The Other Side Of The Coin – AI For Phishing
While AI can learn from open-source intelligence feeds to upgrade its capabilities and detect the latest phishing threats, the adversaries also use the same techniques to formulate innovative AI-based phishing exploits. The following are some examples that show how AI can help threat actors achieve their malicious objectives.
- The Use Of Chatbots To Introduce Malware: While BEC or CEO fraud remains one of the preferred modes of attacks by malicious actors, they are increasingly using AI chatbots to trick users into clicking on suspicious links. These cyber adversaries have also been using AI to monitor the CEO or other executive’s behavior patterns to refine their tactics and carry out more precise and effective phishing attacks.–AI has the inbuilt scalability to go beyond human capability and even algorithms to change the attack modes. As a result, AI helps the perpetrators maintain the unpredictability factor that humans and even AI-enabled anti-phishing solutions look for when detecting phishing attacks.–One such use of AI-driven malware is the keylogger that the threat actors install on the victim’s network system surreptitiously. This malware works in the background and keeps collecting information that can prove helpful to the attacker to launch significant cyberattacks.

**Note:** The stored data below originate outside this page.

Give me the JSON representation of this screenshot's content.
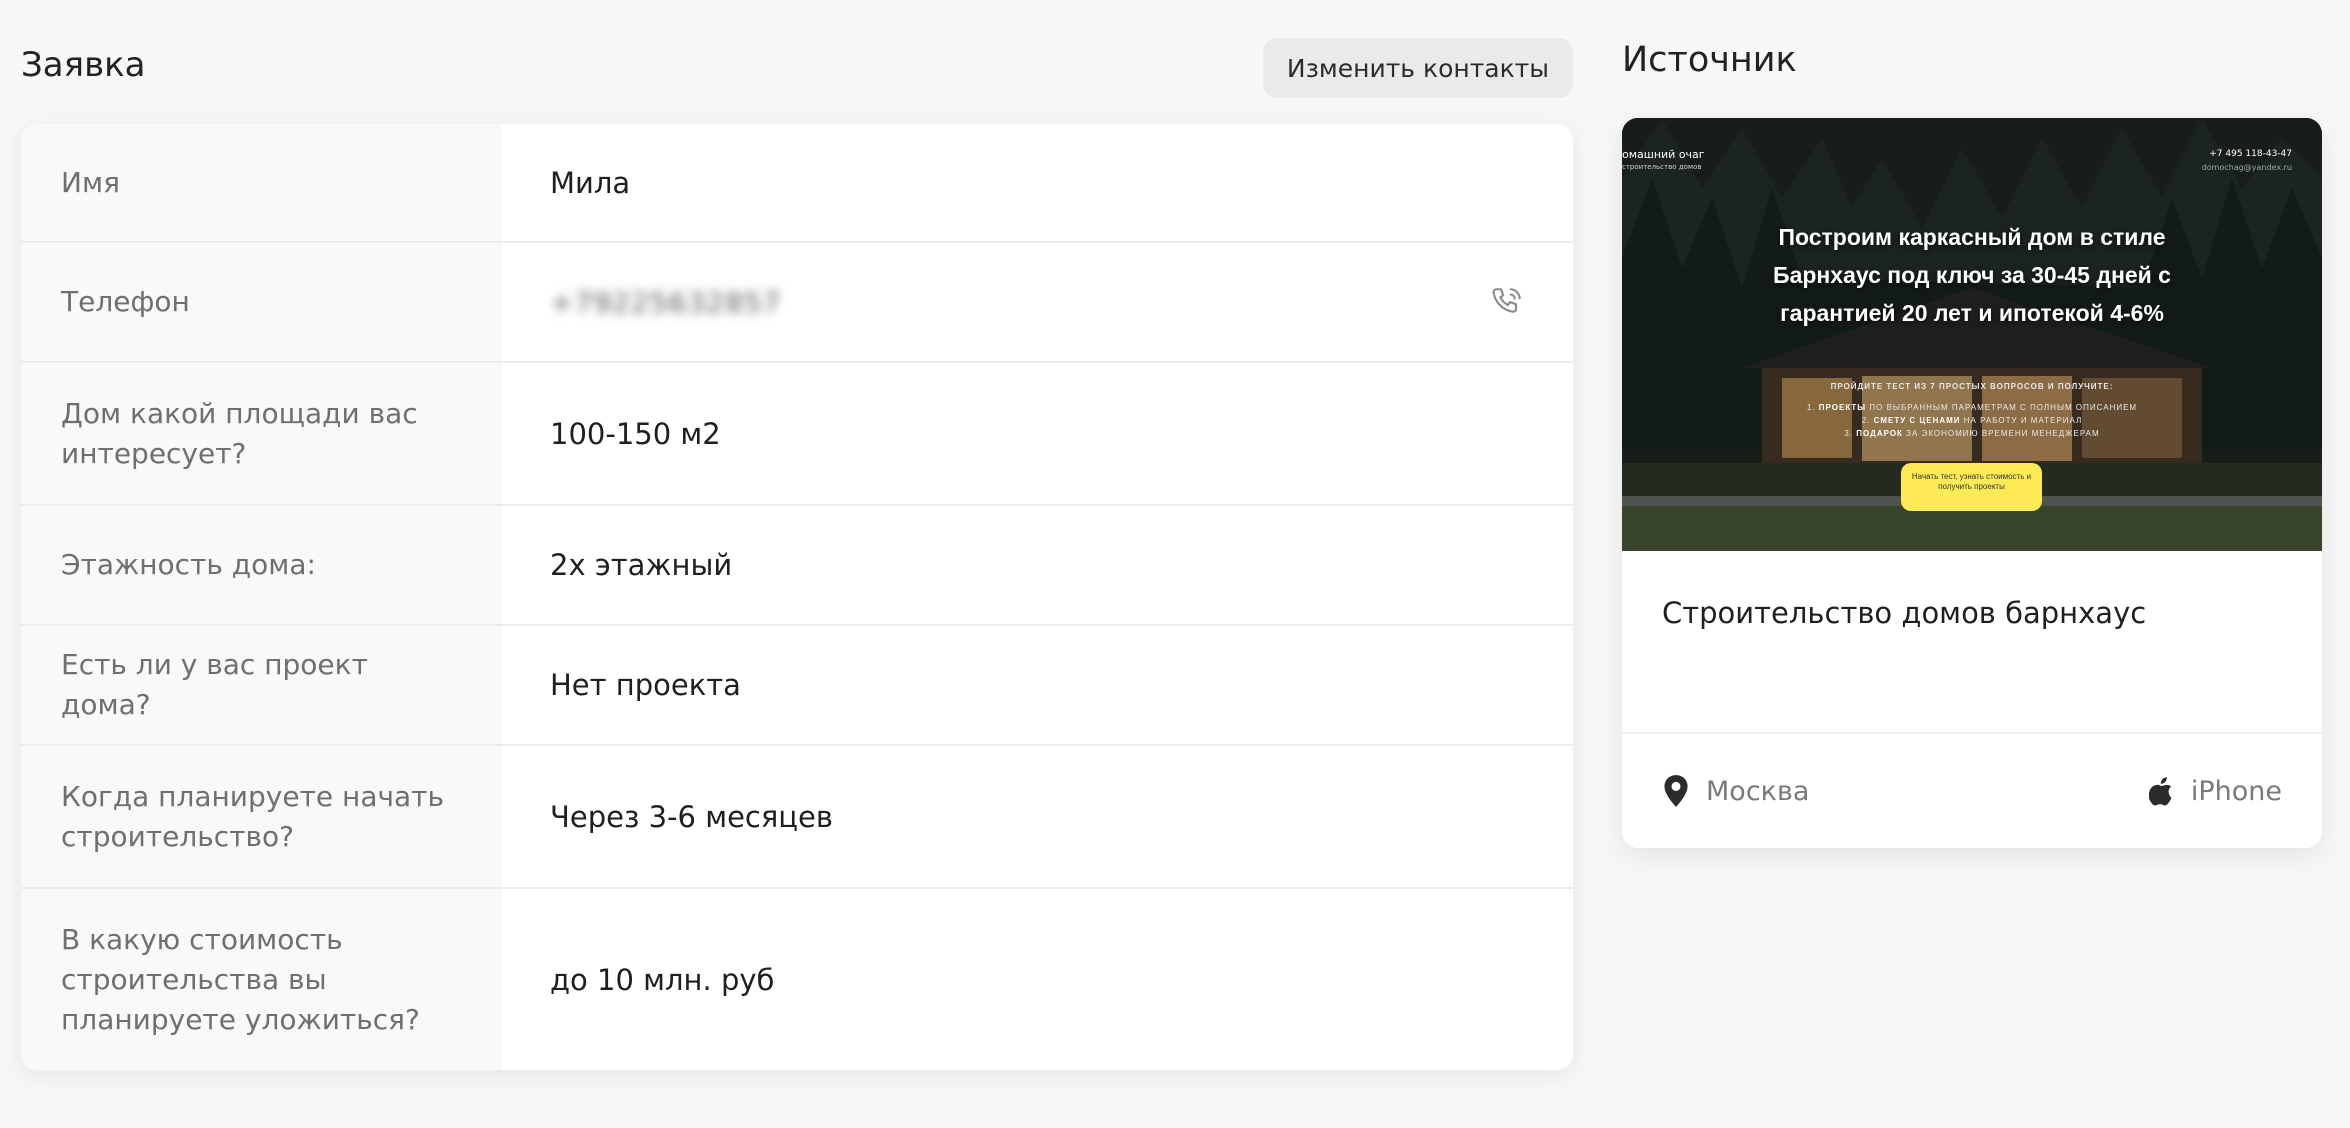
{
  "application": {
    "title": "Заявка",
    "edit_contacts_label": "Изменить контакты",
    "fields": [
      {
        "label": "Имя",
        "value": "Мила"
      },
      {
        "label": "Телефон",
        "value": "+79225632857"
      },
      {
        "label": "Дом какой площади вас интересует?",
        "value": "100-150 м2"
      },
      {
        "label": "Этажность дома:",
        "value": "2х этажный"
      },
      {
        "label": "Есть ли у вас проект дома?",
        "value": "Нет проекта"
      },
      {
        "label": "Когда планируете начать строительство?",
        "value": "Через 3-6 месяцев"
      },
      {
        "label": "В какую стоимость строительства вы планируете уложиться?",
        "value": "до 10 млн. руб"
      }
    ]
  },
  "source": {
    "title": "Источник",
    "preview": {
      "logo_name": "омашний очаг",
      "logo_sub": "строительство домов",
      "phone": "+7 495 118-43-47",
      "email": "domochag@yandex.ru",
      "headline": "Построим каркасный дом в стиле Барнхаус под ключ за 30-45 дней с гарантией 20 лет и ипотекой 4-6%",
      "subhead": "ПРОЙДИТЕ ТЕСТ ИЗ 7 ПРОСТЫХ ВОПРОСОВ И ПОЛУЧИТЕ:",
      "items": [
        {
          "num": "1.",
          "bold": "ПРОЕКТЫ",
          "text": "ПО ВЫБРАННЫМ ПАРАМЕТРАМ С ПОЛНЫМ ОПИСАНИЕМ"
        },
        {
          "num": "2.",
          "bold": "СМЕТУ С ЦЕНАМИ",
          "text": "НА РАБОТУ И МАТЕРИАЛ"
        },
        {
          "num": "3.",
          "bold": "ПОДАРОК",
          "text": "ЗА ЭКОНОМИЮ ВРЕМЕНИ МЕНЕДЖЕРАМ"
        }
      ],
      "cta": "Начать тест, узнать стоимость и получить проекты"
    },
    "site_title": "Строительство домов барнхаус",
    "location": "Москва",
    "device": "iPhone"
  },
  "icons": {
    "phone": "phone-call-icon",
    "location": "location-pin-icon",
    "device": "apple-icon"
  }
}
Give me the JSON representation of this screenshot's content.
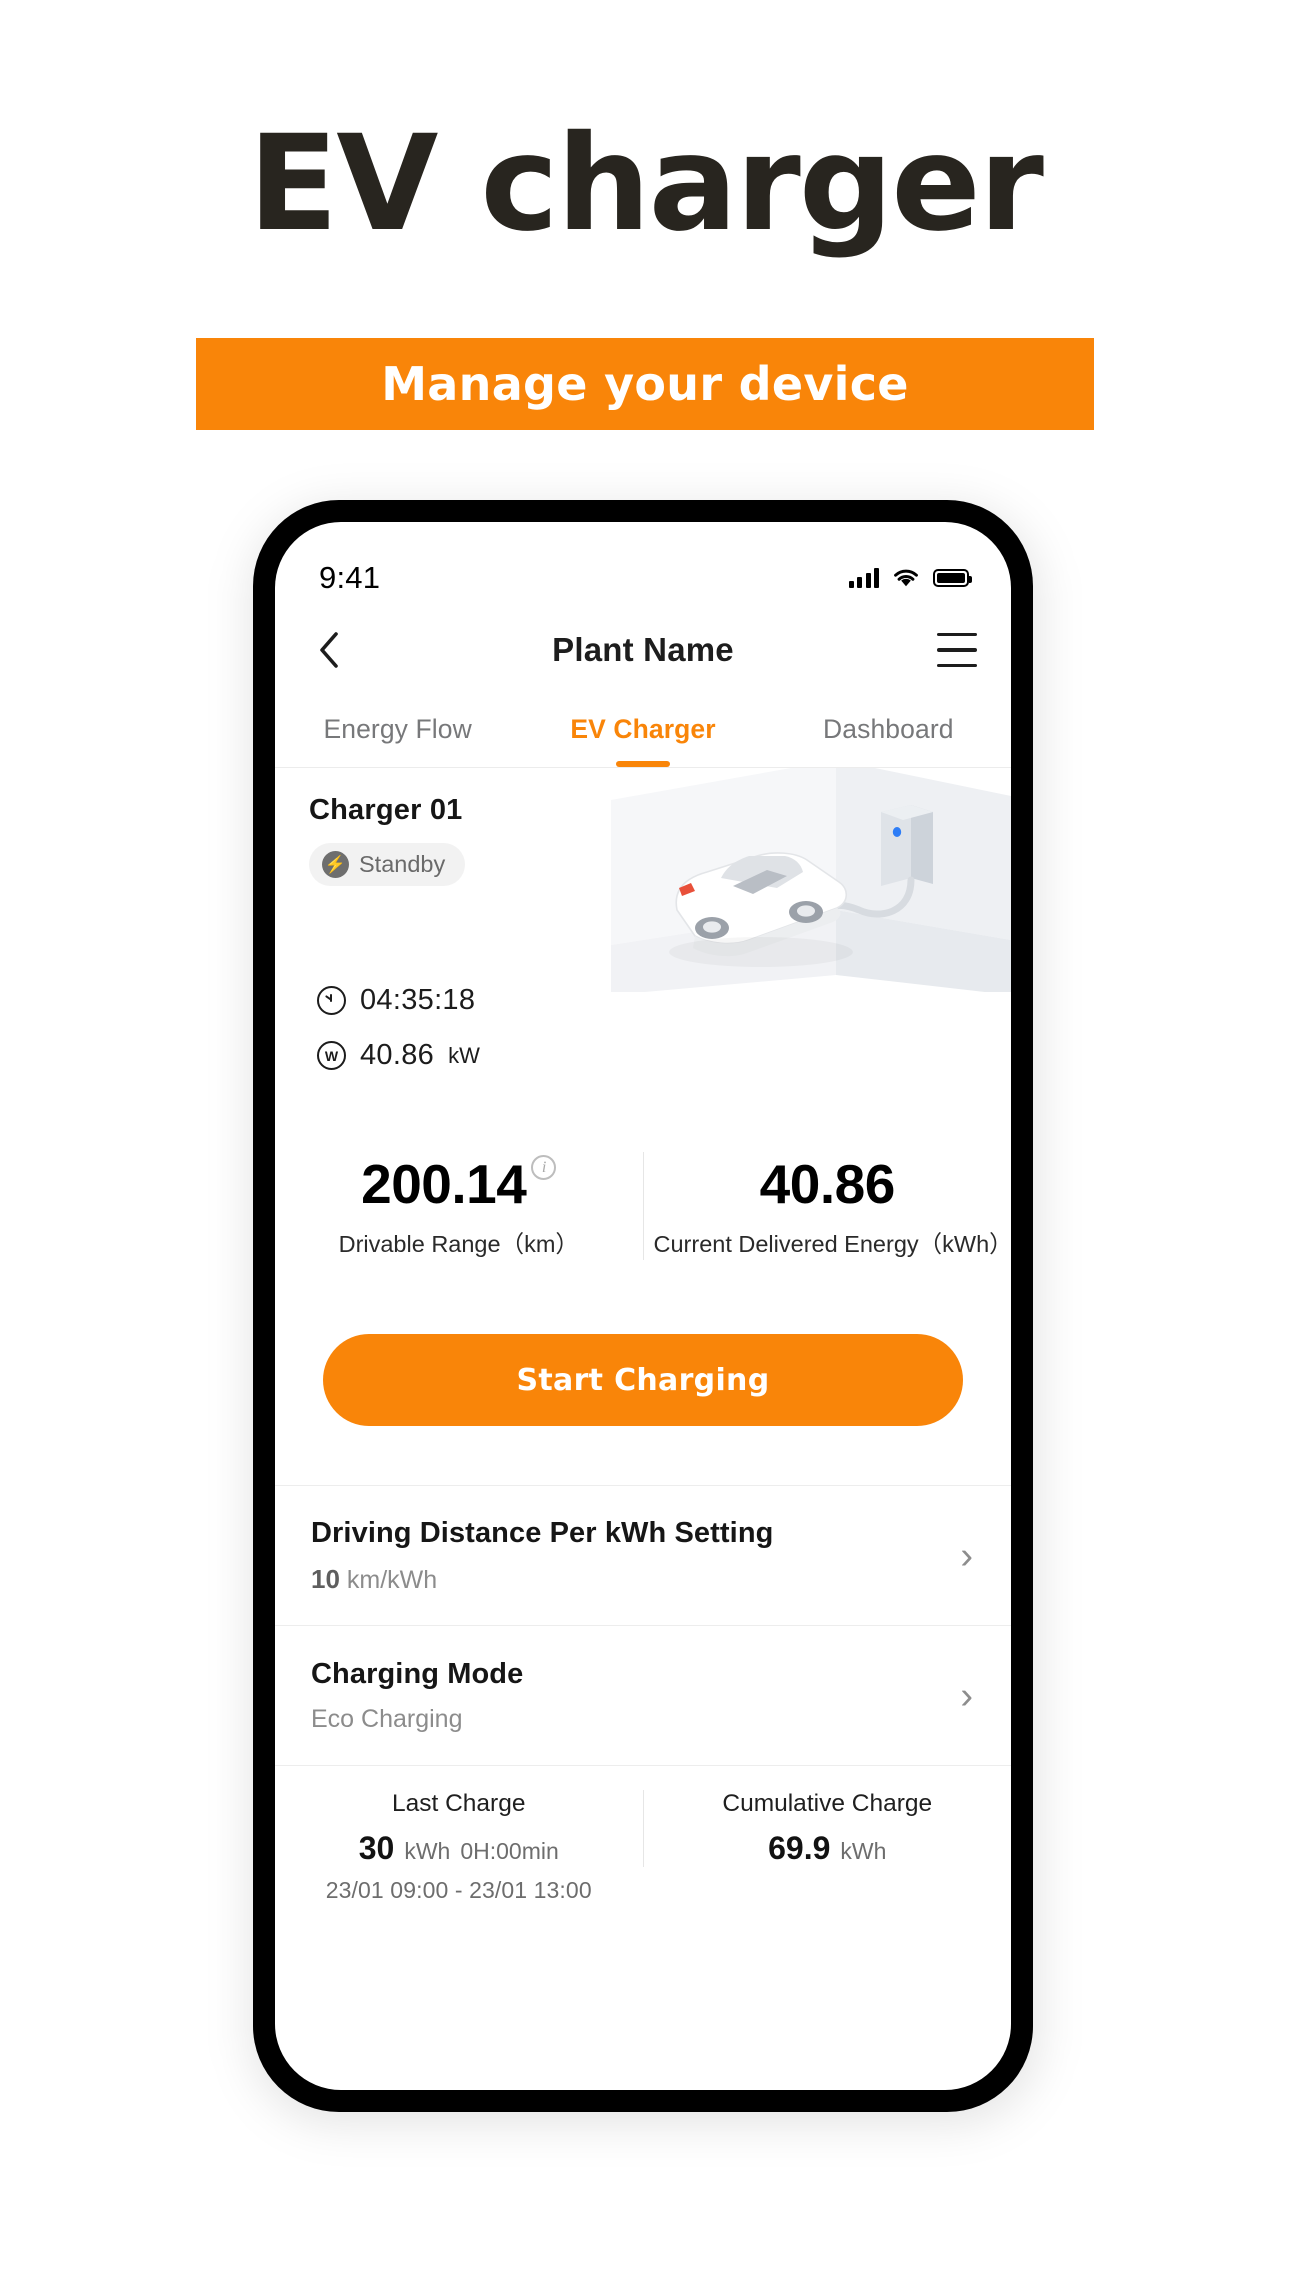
{
  "promo": {
    "title": "EV charger",
    "banner": "Manage your device"
  },
  "statusbar": {
    "time": "9:41",
    "signal_icon": "signal-bars-icon",
    "wifi_icon": "wifi-icon",
    "battery_icon": "battery-full-icon"
  },
  "navbar": {
    "back_icon": "chevron-left-icon",
    "title": "Plant Name",
    "menu_icon": "hamburger-menu-icon"
  },
  "tabs": [
    {
      "label": "Energy Flow",
      "active": false
    },
    {
      "label": "EV Charger",
      "active": true
    },
    {
      "label": "Dashboard",
      "active": false
    }
  ],
  "charger": {
    "name": "Charger 01",
    "status_badge": "Standby",
    "status_icon": "lightning-bolt-icon",
    "duration": "04:35:18",
    "duration_icon": "clock-icon",
    "power_value": "40.86",
    "power_unit": "kW",
    "power_icon": "watt-circle-icon"
  },
  "stats": [
    {
      "value": "200.14",
      "label": "Drivable Range（km）",
      "has_info": true,
      "info_icon": "info-circle-icon"
    },
    {
      "value": "40.86",
      "label": "Current Delivered Energy（kWh）",
      "has_info": false
    }
  ],
  "cta": {
    "label": "Start Charging"
  },
  "settings": [
    {
      "title": "Driving Distance Per kWh Setting",
      "value_number": "10",
      "value_unit": "km/kWh",
      "chevron_icon": "chevron-right-icon"
    },
    {
      "title": "Charging Mode",
      "value_text": "Eco Charging",
      "chevron_icon": "chevron-right-icon"
    }
  ],
  "summary": {
    "last_charge": {
      "title": "Last Charge",
      "amount": "30",
      "amount_unit": "kWh",
      "duration": "0H:00min",
      "range": "23/01 09:00  -  23/01 13:00"
    },
    "cumulative_charge": {
      "title": "Cumulative Charge",
      "amount": "69.9",
      "amount_unit": "kWh"
    }
  },
  "colors": {
    "accent": "#F98509",
    "title": "#28251f",
    "muted": "#8c8c8c"
  }
}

- AI Helps Threat Actors Disguise Themselves: Statistics show that spear phishing is rising, with nearly 88% of organizations globally experiencing spear-phishing attempts in 2019. Today, cyber attackers use AI to develop malware and deploy untraceable malicious applications within the general data payload. Furthermore, AI techniques use reverse engineering to hide the conditions required to be satisfied to unlock the payload. Thus, such emails can bypass modern anti-malware solutions. And, it becomes impossible to detect such a criminal act.–One example of such deception is Generative Adversarial Networks or GANs, the technology working behind Deepfakes. Today, this adversarial AI has made it possible to impersonate almost anyone and keep disguising themselves simultaneously. As a result, today, there are instances of GANs being used by malicious actors to achieve their nefarious objectives.
These instances prove that AI technologies can be dangerous if they fall into the wrong hands.
From the above discussion, it seems clear that AI can wreak havoc on an organization’s information assets if leveraged by threat actors. Deep fakes of higher company executives can be created to lure mid-level and lower-level employees into disclosing any critical information that could jeopardize the organization. There could be hundreds of such instances where AI could be used in the wrong way. However, this doesn’t belittle the importance of AI and adopting robust AI-based anti-phishing tools. Besides, employee awareness is as crucial as it ever has been; hence, organizations must prioritize training their employees on basic cyber hygiene practices.